The #1 place to get the best USA made cable and also great pricing with fast shipping https://www.batterycablesusa.com/?g...yZSPTCvkR3ylbL7unih_PxH9lFcflgvhoCwDoQAvD_BwE
I bought a “kit” on jegs. Just installed it yesterday in my 40. I believe the wires are 0/1 gauge. It fires it up no problems.
Battery cables USA for me also you need alt size and electric fan draw (if using) also it's called welding cable for a reason (just sayin)
Good stuff One thing to remember, when going for trunk mount with weld cable, It is prone to be droopier than regular battery cable. So plan on more securement ( support )
This is correct, but not really applicable when it comes to wire size from battery to starter as this is going to be larger that most alternators would require. Quick math, big alternator: 100-200 amps. Big battery: 700 cold cranking amps +. To be safe, I would run a 1/0 battery cable and then base the alt cable on the output of the alt and length of cable. If in doubt, run a 4ga cable from the alt to the starter and 1/0 back to the battery, should be plenty for just about any full-size car that I've come across with all the modern accessories.
OP never told us whether his 40 is equipped with an Allison 1710, a flathead, an SBC, or ???? so like I said, we can only guess. The answer should be somewhere in the #2 to 2/0 range.
The current flows on the outside surface of an individual strand of wire. Therefore, a half inch diameter cable with many fine strands will have much more surface area than the same OD with bigger strands. Or one strand.
(hence upsizing the wire) This is for a conventional underhood battery location. If you move to the trunk, then upsize from the recommended size. Grounds............. As @PotvinV8 pointed out, and also pictured below,the wire from the battery to the starter is larger (whether you use a disconnect or not).
does that work on DC, or only high frequency AC? Just seeing if we need a little bit of myth busting here.
True the 6 volt need larger cables than 12 volt but you are one hell of a lot better off to just spend a few extra bucks and buy 2 ought or larger cable and forget the 4 ought crap because those size 4 cables are very often the main issue if you have a hot start problem with a rig especially if it has a 350 or larger engine. That was the hot start problem with the 454 in my 1 ton even after I did the Ford Solenoid thing that helped but didn't fix. Volts, amps, ohms = water pressure, flow, diameter of the hose or fitting. The same reason that you can fill a gallon jug with the outside faucet than with the kitchen sink. The amount of restriction.

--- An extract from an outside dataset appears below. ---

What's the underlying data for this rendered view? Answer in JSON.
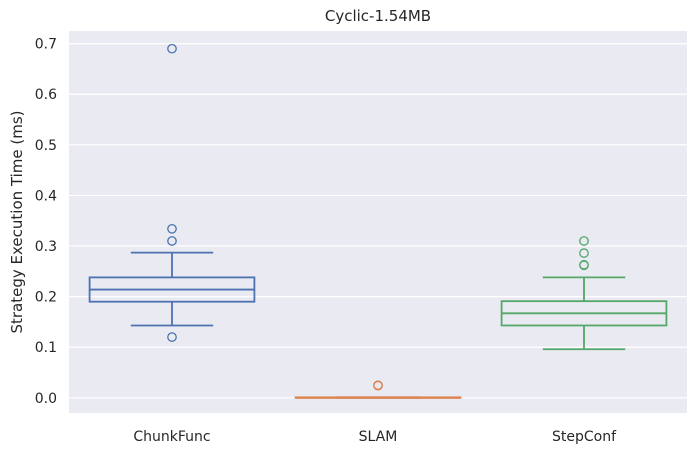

It's mainly for the longer distance to reduce resistance. As far as some recommending huge alternator battery wires, I'd like someone to show me any factory cars, even with 100 amp alternators) that use that size wiring? Almost every factory car uses the finer strand wires, even in small gauge wiring, and they do this to allow flexibility so wires don't rub through or break easily. But since the wiring is fine strand it also has a little higher ampacity than equal gauge coarse strand wiring. I've never seen a factory alternator with a battery wire larger than 8 awg, and mostly 10 awg or even smaller. I use 10 awg on all of my alternators and never had an issue.
Not much load to start a baby 4 cyl. The basic rule is that when voltage doubles half the amps are needed so a smaller wire works. The amps do the work. Think of it like a garden hose. Pressure = volts Volume = amps. Up the pressure (12 volts) and you you have more volume (amps) being pushed to do the work. With reduced voltage you need to increase the pipe diameter to get the same amount of amps delivered to the job.